AdaptiveLinear

Our framework BeGin provides the linear layer, which supports variable number of classes and masking the outputs based on the task ids or ideal outputs of the training data.

class AdaptiveLinear(*args: Any, **kwargs: Any)[source]

The linear layer for helping the continual learning procedure, by masking the outputs.

Parameters:
  • in_channels (int) – the number of input channels (in_features of torch.nn.Linear).

  • out_channels (int) – the number of output channels (out_features of torch.nn.Linear).
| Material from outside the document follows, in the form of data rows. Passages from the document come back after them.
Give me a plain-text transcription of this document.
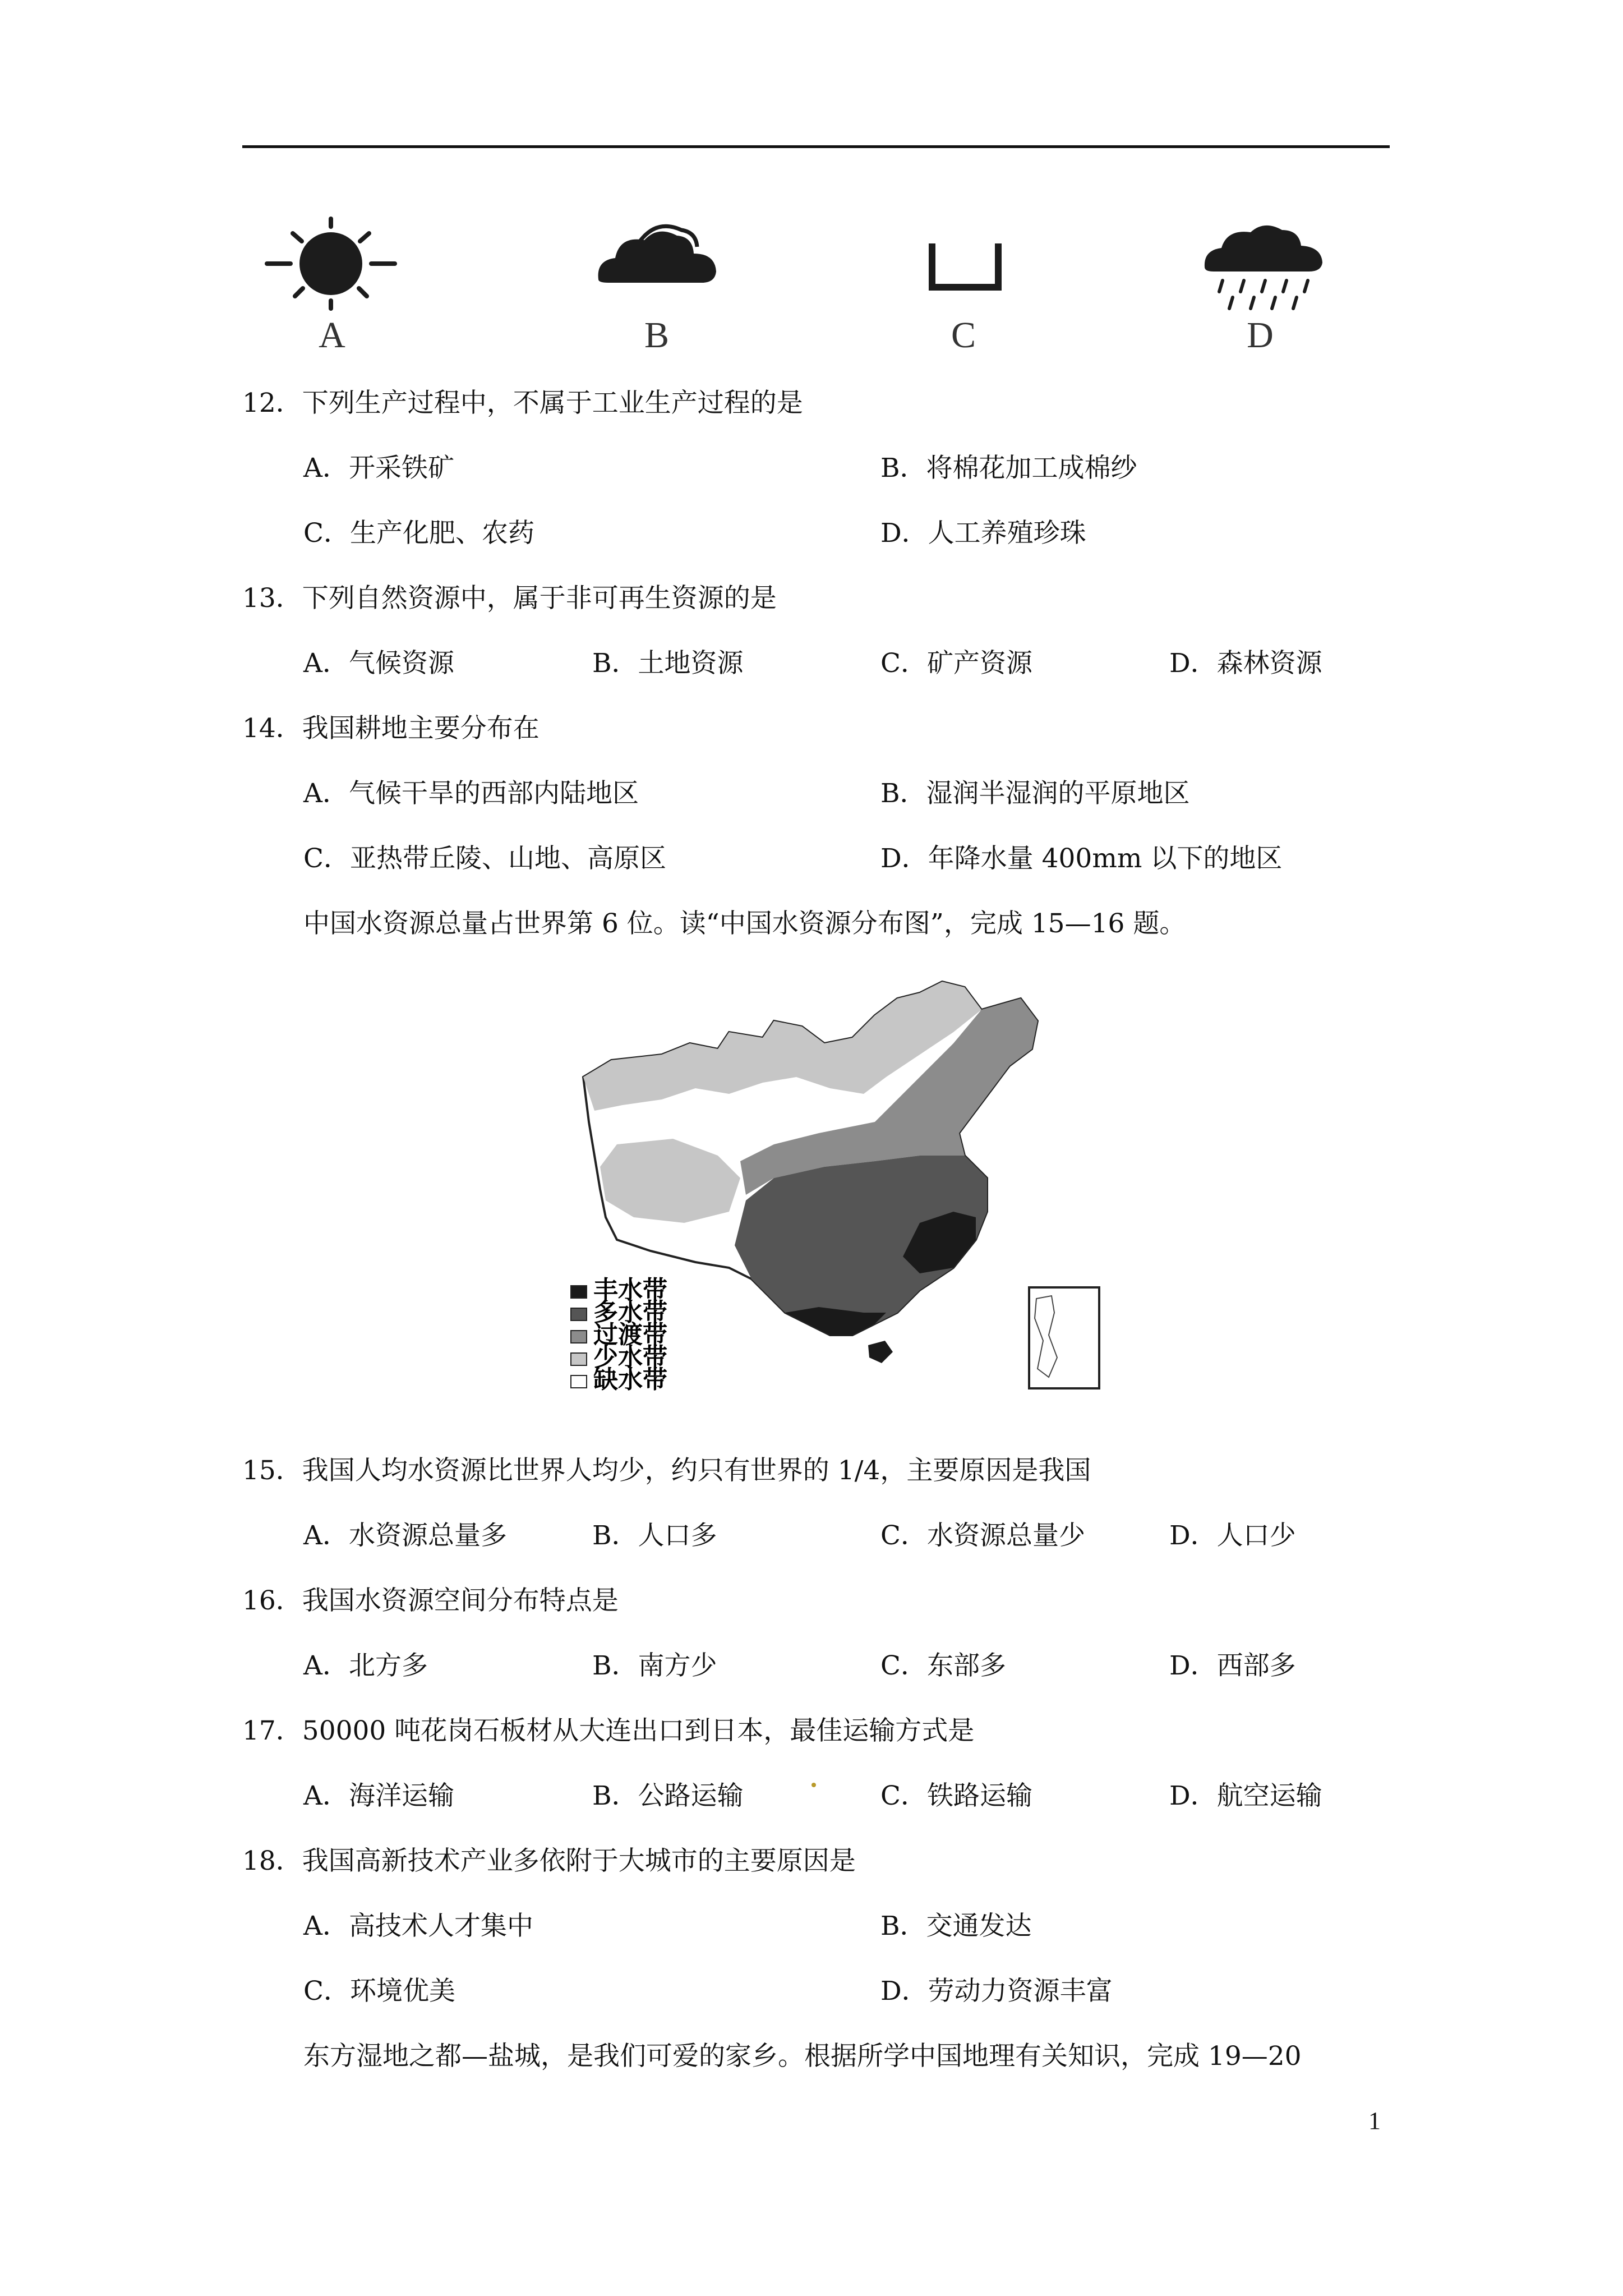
A	B	C	D
12．下列生产过程中，不属于工业生产过程的是
A．开采铁矿	B．将棉花加工成棉纱
C．生产化肥、农药	D．人工养殖珍珠
13．下列自然资源中，属于非可再生资源的是
A．气候资源	B．土地资源	C．矿产资源	D．森林资源
14．我国耕地主要分布在
A．气候干旱的西部内陆地区	B．湿润半湿润的平原地区
C．亚热带丘陵、山地、高原区	D．年降水量 400mm 以下的地区
中国水资源总量占世界第 6 位。读“中国水资源分布图”，完成 15—16 题。
丰水带
多水带
过渡带
少水带
缺水带
15．我国人均水资源比世界人均少，约只有世界的 1/4，主要原因是我国
A．水资源总量多	B．人口多	C．水资源总量少	D．人口少
16．我国水资源空间分布特点是
A．北方多	B．南方少	C．东部多	D．西部多
17．50000 吨花岗石板材从大连出口到日本，最佳运输方式是
A．海洋运输	B．公路运输	C．铁路运输	D．航空运输
18．我国高新技术产业多依附于大城市的主要原因是
A．高技术人才集中	B．交通发达
C．环境优美	D．劳动力资源丰富
东方湿地之都—盐城，是我们可爱的家乡。根据所学中国地理有关知识，完成 19—20
1
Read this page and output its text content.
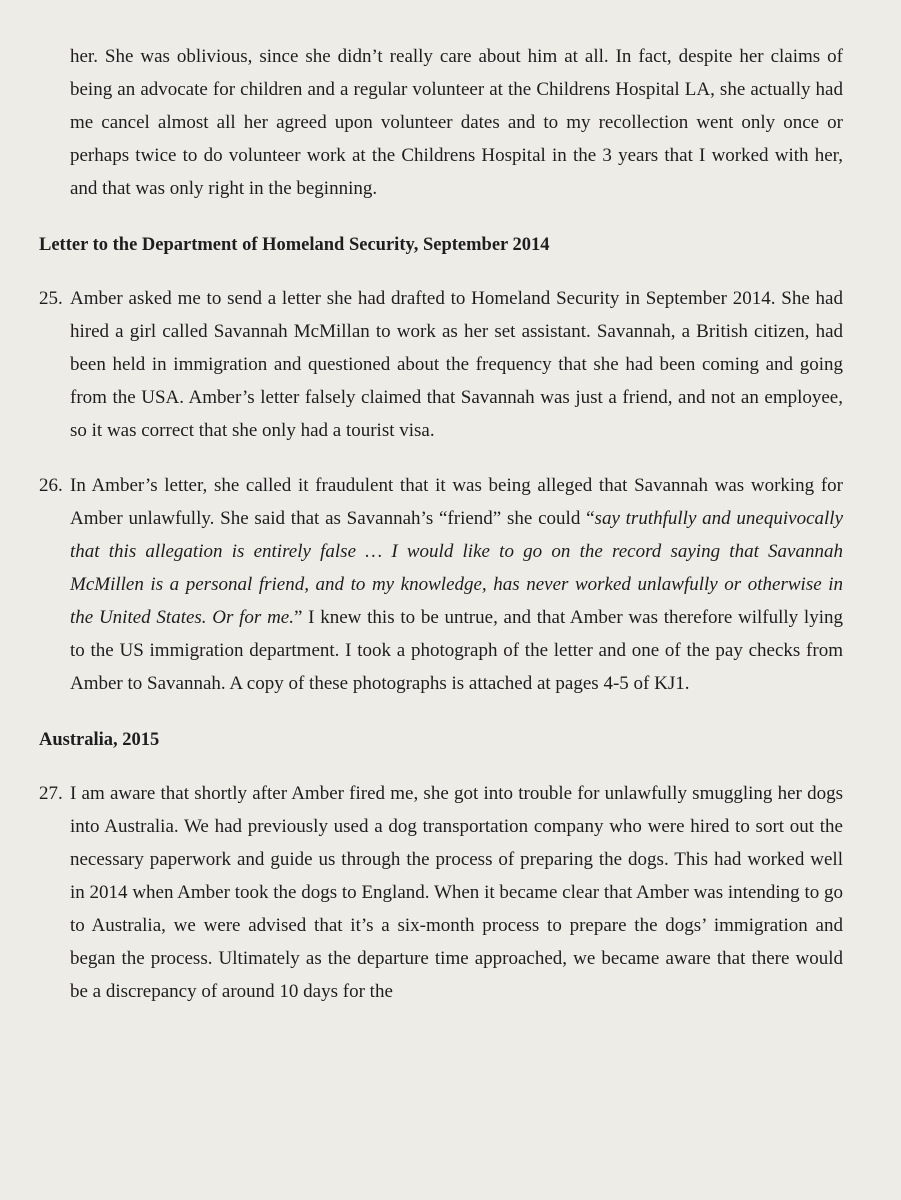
her. She was oblivious, since she didn’t really care about him at all. In fact, despite her claims of being an advocate for children and a regular volunteer at the Childrens Hospital LA, she actually had me cancel almost all her agreed upon volunteer dates and to my recollection went only once or perhaps twice to do volunteer work at the Childrens Hospital in the 3 years that I worked with her, and that was only right in the beginning.

Letter to the Department of Homeland Security, September 2014
25. Amber asked me to send a letter she had drafted to Homeland Security in September 2014. She had hired a girl called Savannah McMillan to work as her set assistant. Savannah, a British citizen, had been held in immigration and questioned about the frequency that she had been coming and going from the USA. Amber’s letter falsely claimed that Savannah was just a friend, and not an employee, so it was correct that she only had a tourist visa.
26. In Amber’s letter, she called it fraudulent that it was being alleged that Savannah was working for Amber unlawfully. She said that as Savannah’s “friend” she could “say truthfully and unequivocally that this allegation is entirely false … I would like to go on the record saying that Savannah McMillen is a personal friend, and to my knowledge, has never worked unlawfully or otherwise in the United States. Or for me.” I knew this to be untrue, and that Amber was therefore wilfully lying to the US immigration department. I took a photograph of the letter and one of the pay checks from Amber to Savannah. A copy of these photographs is attached at pages 4-5 of KJ1.
Australia, 2015
27. I am aware that shortly after Amber fired me, she got into trouble for unlawfully smuggling her dogs into Australia. We had previously used a dog transportation company who were hired to sort out the necessary paperwork and guide us through the process of preparing the dogs. This had worked well in 2014 when Amber took the dogs to England. When it became clear that Amber was intending to go to Australia, we were advised that it’s a six-month process to prepare the dogs’ immigration and began the process. Ultimately as the departure time approached, we became aware that there would be a discrepancy of around 10 days for the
  • bias (bool) – If set to False, the layer will not learn an additive bias.

  • accum (bool) – If set to True, the layer can also provide the logits for the previously seen outputs.

forward(x, task_masks=None)[source]

Returns the masked results of the inner linear layer.

Parameters:
  • x (torch.Tensor) – the input features.

  • task_masks (torch.Tensor or None) – If task_masks is provided, the layer uses the tensor for masking the outputs. Otherwise, the layer uses the mask managed by the layer.

get_output_mask(task_ids=None)[source]

Returns the mask managed by the layer.

Parameters:

task_ids (torch.Tensor or None) – If task_ids is provided, the layer returns the mask for each index of the task. Otherwise, it returns the mask for the last task it observed.

observe_outputs(new_outputs, verbose=True)[source]

Observes the ideal outputs in the training dataset. By observing the outputs, the layer determines which outputs (logits) will be masked or not.

Parameters:

new_outputs (torch.Tensor) – the ideal outputs in the training dataset.